Department of Psychiatry, University of Hong Kong, Hong Kong, China.
PLoS Genet. 2010 Dec 2;6(12):e1001230. doi: 10.1371/journal.pgen.1001230.
An increasing number of genetic variants have been identified for many complex diseases. However, it is controversial whether risk prediction based on genomic profiles will be useful clinically. Appropriate statistical measures to evaluate the performance of genetic risk prediction models are required. Previous studies have mainly focused on the use of the area under the receiver operating characteristic (ROC) curve, or AUC, to judge the predictive value of genetic tests. However, AUC has its limitations and should be complemented by other measures. In this study, we develop a novel unifying statistical framework that connects a large variety of predictive indices together. We showed that, given the overall disease probability and the level of variance in total liability (or heritability) explained by the genetic variants, we can estimate analytically a large variety of prediction metrics, for example the AUC, the mean risk difference between cases and non-cases, the net reclassification improvement (ability to reclassify people into high- and low-risk categories), the proportion of cases explained by a specific percentile of population at the highest risk, the variance of predicted risks, and the risk at any percentile. We also demonstrate how to construct graphs to visualize the performance of risk models, such as the ROC curve, the density of risks, and the predictiveness curve (disease risk plotted against risk percentile). The results from simulations match very well with our theoretical estimates. Finally we apply the methodology to nine complex diseases, evaluating the predictive power of genetic tests based on known susceptibility variants for each trait.

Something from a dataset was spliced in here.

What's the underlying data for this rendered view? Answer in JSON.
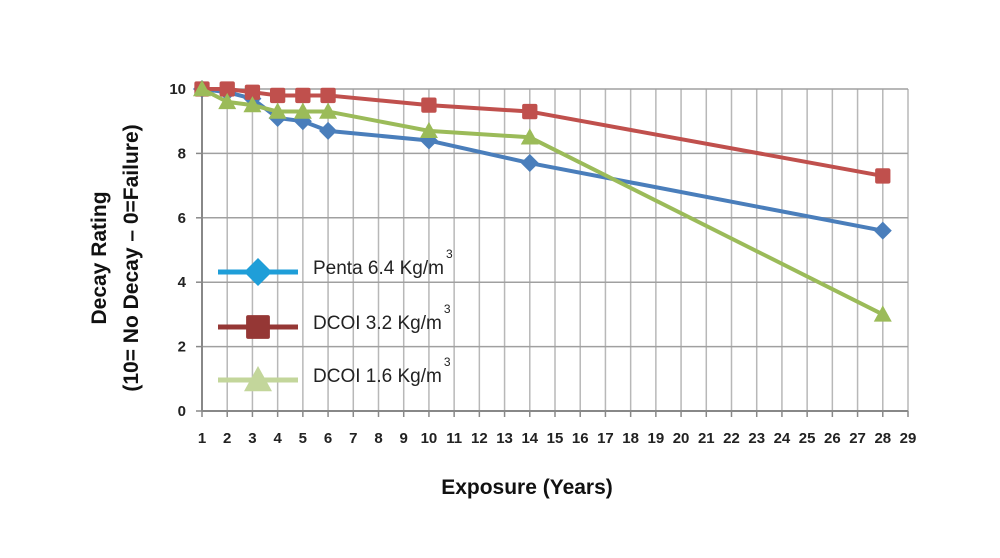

越来越多的遗传变异已被确定为许多复杂疾病的风险因素。然而,基于基因组图谱的风险预测在临床上是否有用还存在争议。需要适当的统计措施来评估遗传风险预测模型的性能。以前的研究主要集中在使用接收器操作特征 (ROC) 曲线下面积 (AUC) 来判断基因检测的预测价值。然而,AUC 有其局限性,应该用其他措施来补充。在这项研究中,我们开发了一种新的统一统计框架,将各种预测指标联系在一起。我们表明,给定总体疾病概率和遗传变异解释的总易感性(或遗传性)的方差水平,我们可以通过分析来估计各种预测指标,例如 AUC、病例与非病例之间的平均风险差异、净重新分类改善(将人们重新分类为高风险和低风险类别的能力)、特定百分比的人群在最高风险中的解释比例、预测风险的方差和任何百分位数的风险。我们还演示了如何构建图形来可视化风险模型的性能,例如 ROC 曲线、风险密度和预测性曲线(疾病风险与风险百分位数的关系)。模拟结果与我们的理论估计非常吻合。最后,我们将该方法应用于九种复杂疾病,评估基于每个特征的已知易感性变异的基因检测的预测能力。